A polícia do Rio investiga a possibilidade de uma menina de cinco anos, que está internada em estado grave desde a semana passada, ter sido atendida por um falso médico no hospital RioMar, na Barra da Tijuca, Zona Oeste.
Segundo o delegado Luiz Henrique Marques Pereira, da DCAV (Delegacia da Criança e do Adolescente Vítima), a suspeita surgiu depois de o médico - cujo nome e carimbo aparecem no terceiro prontuário de atendimento da criança - ter afirmado em depoimento que nunca trabalhou no RioMar. Exame grafotécnico verificará se a assinatura no prontuário foi feita por outra pessoa.
O pai da menina, o serventuário André Marins, contou que a filha foi levada três vezes ao hospital após apresentar convulsões. Na última, foi liberada ainda desacordada. O médico teria explicado que ela estava sedada.
Como a menina não acordou mais, o pai a levou em outra clínica.
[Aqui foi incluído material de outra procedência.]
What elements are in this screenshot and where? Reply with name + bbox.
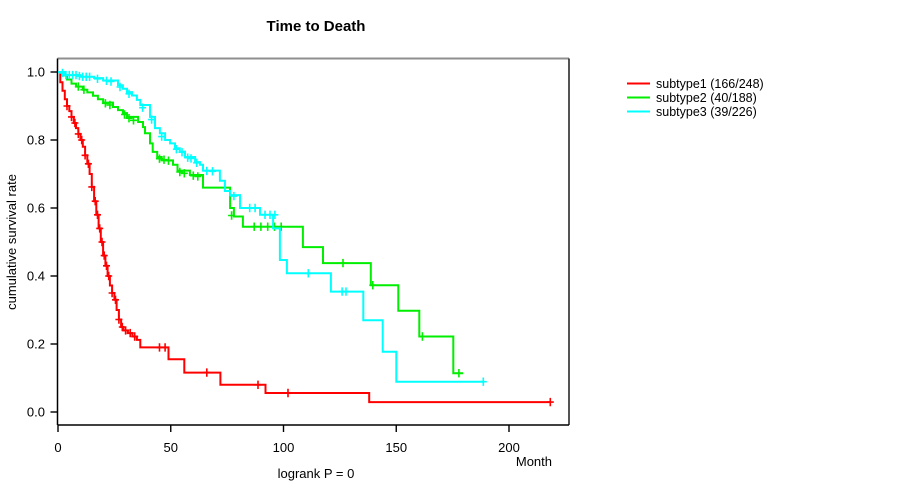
survival-curves: [58, 68, 554, 407]
y-tick-label: 0.2: [27, 337, 45, 352]
y-tick-label: 0.0: [27, 405, 45, 420]
x-tick-label: 100: [273, 440, 295, 455]
y-tick-label: 0.6: [27, 201, 45, 216]
logrank-annotation: logrank P = 0: [278, 466, 355, 481]
x-tick-label: 150: [385, 440, 407, 455]
x-tick-label: 200: [498, 440, 520, 455]
legend-item-label: subtype3 (39/226): [656, 105, 757, 119]
legend: subtype1 (166/248)subtype2 (40/188)subty…: [627, 77, 764, 119]
x-axis-unit-label: Month: [516, 454, 552, 469]
y-tick-label: 0.4: [27, 269, 45, 284]
y-tick-label: 0.8: [27, 133, 45, 148]
plot-frame: [56, 57, 570, 426]
y-tick-label: 1.0: [27, 65, 45, 80]
censor-marks-series3: [59, 68, 487, 386]
axis-ticks: 0 50 100 150 200 0.0 0.2 0.4 0.6 0.8 1.0: [27, 65, 520, 456]
y-axis-label: cumulative survival rate: [4, 174, 19, 310]
legend-item-label: subtype1 (166/248): [656, 77, 764, 91]
censor-marks-series1: [63, 101, 554, 407]
censor-marks-series2: [74, 82, 463, 378]
x-tick-label: 0: [54, 440, 61, 455]
survival-curve-series1: [58, 71, 551, 404]
legend-item-label: subtype2 (40/188): [656, 91, 757, 105]
chart-title: Time to Death: [267, 18, 366, 35]
x-tick-label: 50: [164, 440, 178, 455]
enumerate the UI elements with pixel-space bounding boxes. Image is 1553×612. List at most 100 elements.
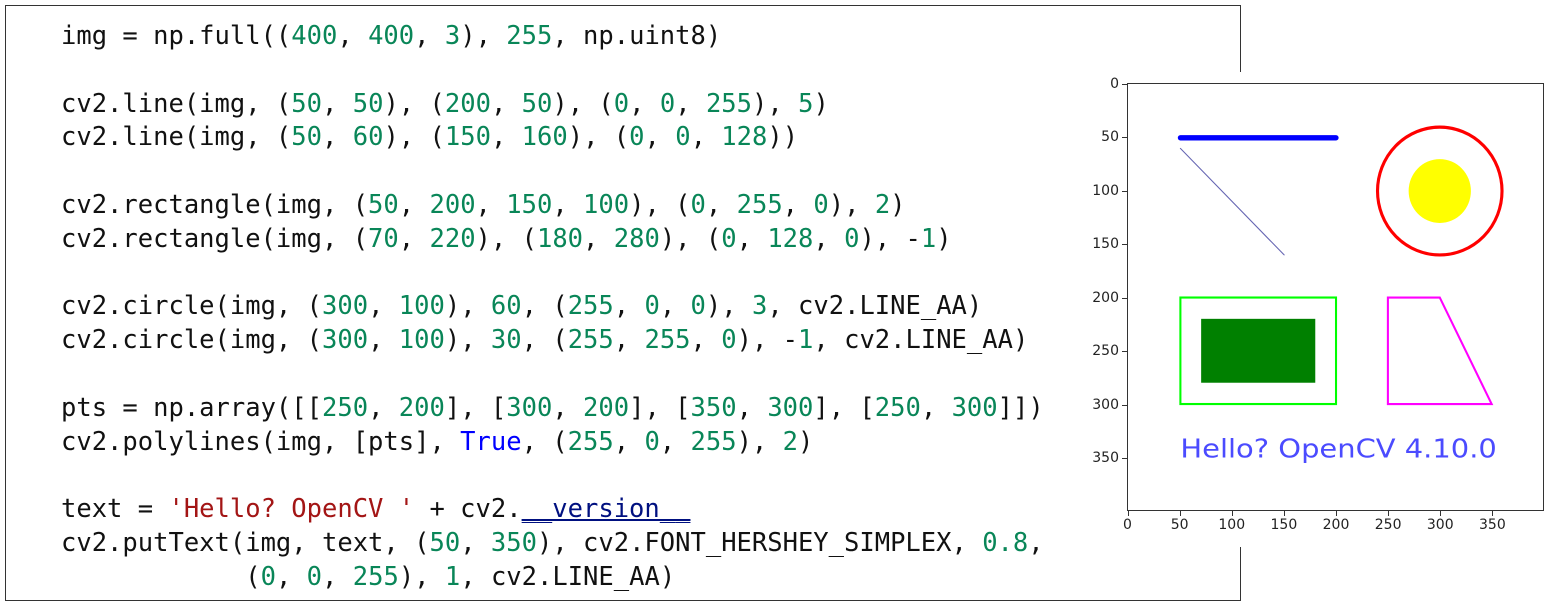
code-token: 0 (644, 291, 660, 322)
code-token: ), ( (383, 88, 445, 119)
image-circle (1375, 125, 1504, 257)
code-token: 5 (798, 88, 814, 119)
code-token: 0 (306, 561, 323, 592)
code-token: 100 (398, 291, 445, 322)
code-token: 0 (690, 291, 706, 322)
x-tick-label: 100 (1218, 517, 1246, 533)
code-token: ), (460, 21, 507, 51)
code-token: ], [ (444, 392, 507, 423)
code-token: 0 (721, 223, 737, 254)
code-token: , (736, 392, 768, 423)
code-token: )) (767, 122, 799, 153)
code-token: , cv2.LINE_AA) (813, 325, 1029, 356)
code-token: 0 (690, 189, 706, 220)
code-token: ]]) (997, 392, 1044, 423)
code-token: , (322, 561, 353, 592)
x-tick-label: 200 (1322, 517, 1350, 533)
code-token: , (368, 392, 399, 423)
y-tick-label: 300 (1092, 396, 1119, 413)
image-line (1179, 147, 1285, 256)
code-token: , (690, 325, 722, 356)
code-token: 100 (398, 325, 445, 356)
code-token: 1 (798, 325, 814, 356)
code-token: , (490, 88, 522, 119)
code-token: ), (736, 426, 783, 457)
code-token: 50 (368, 189, 399, 220)
code-token: 220 (429, 223, 476, 254)
code-token: 150 (444, 122, 491, 153)
code-token: , (460, 527, 491, 558)
code-token: 150 (506, 189, 553, 220)
code-token: , (368, 291, 399, 322)
code-token: 50 (291, 88, 323, 119)
code-token: ), (828, 189, 875, 220)
code-token: 350 (490, 527, 537, 558)
code-token: ), ( (629, 189, 691, 220)
code-line: pts = np.array([[250, 200], [300, 200], … (61, 392, 1044, 426)
x-tick-label: 0 (1123, 517, 1132, 533)
code-token: cv2.circle(img, ( (61, 325, 322, 356)
code-token: , ( (521, 426, 568, 457)
code-token: 0 (629, 122, 645, 153)
code-token: 400 (291, 21, 338, 51)
code-token: cv2.line(img, ( (61, 122, 292, 153)
code-token: 60 (352, 122, 384, 153)
code-token: ], [ (629, 392, 691, 423)
code-token: ) (813, 88, 829, 119)
code-token: 255 (644, 325, 691, 356)
code-token: , (322, 88, 353, 119)
code-token: ) (890, 189, 906, 220)
code-token: 300 (322, 291, 369, 322)
code-line (61, 155, 1044, 189)
x-tick (1179, 511, 1181, 516)
code-token: 350 (690, 392, 737, 423)
code-token: , (920, 392, 952, 423)
y-tick (1122, 244, 1127, 246)
code-token: 200 (429, 189, 476, 220)
code-token: ), ( (659, 223, 722, 254)
code-token: 128 (767, 223, 814, 254)
code-token: ) (936, 223, 952, 254)
plot-axes: Hello? OpenCV 4.10.0 (1127, 83, 1544, 511)
y-tick (1122, 351, 1127, 353)
code-token: 180 (536, 223, 584, 254)
code-token: ], [ (813, 392, 875, 423)
code-token: 0.8 (982, 527, 1029, 558)
code-token: 250 (322, 392, 369, 423)
code-token: ), cv2.FONT_HERSHEY_SIMPLEX, (536, 527, 983, 558)
code-token: ), (752, 88, 799, 119)
code-token: cv2.putText(img, text, ( (61, 527, 430, 558)
y-tick (1122, 137, 1127, 139)
code-token: , (644, 122, 676, 153)
code-token: , (398, 189, 430, 220)
code-token: ) (798, 426, 814, 457)
code-line (61, 54, 1044, 88)
image-rectangle (1179, 296, 1338, 406)
code-token: , (1028, 527, 1044, 558)
x-tick (1440, 511, 1442, 516)
code-token: 255 (567, 426, 614, 457)
rendered-image: Hello? OpenCV 4.10.0 (1177, 125, 1504, 463)
code-token: 0 (260, 561, 276, 592)
code-token: , ( (521, 291, 568, 322)
y-tick-label: 150 (1092, 236, 1119, 253)
code-token: 1 (920, 223, 937, 254)
y-tick (1122, 190, 1127, 192)
image-polygon (1386, 296, 1494, 406)
code-token: 0 (721, 325, 737, 356)
code-line: cv2.line(img, (50, 50), (200, 50), (0, 0… (61, 88, 1044, 122)
code-token: , (736, 223, 768, 254)
code-token: cv2.rectangle(img, ( (61, 223, 369, 254)
code-token: __version__ (521, 494, 691, 525)
code-token: , cv2.LINE_AA) (460, 561, 676, 592)
code-line: cv2.putText(img, text, (50, 350), cv2.FO… (61, 527, 1044, 561)
code-token: , (475, 189, 507, 220)
code-token: True (460, 426, 522, 457)
code-token: 60 (490, 291, 522, 322)
code-token: 255 (690, 426, 737, 457)
code-token: 0 (675, 122, 691, 153)
code-token: 2 (782, 426, 798, 457)
y-tick-label: 50 (1101, 129, 1119, 146)
code-token: 255 (736, 189, 783, 220)
code-token: , (490, 122, 522, 153)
De lá, ela seguiu para o hospital Amiu, em Botafogo, onde está internada em coma profundo desde a semana passada.
A polícia também investiga se a menina sofreu maus tratos por apresentar hematomas pelo corpo e uma mancha nas nádegas, que pode ser uma queimadura térmica ou química que teria ocorrido nos últimos 30 a 45 dias.
Nesse período, a criança esteve com o pai, que nega qualquer agressão. O delegado diz, porém, que ainda é preciso esperar pelo laudo conclusivo do IML (Instituto Médico Legal).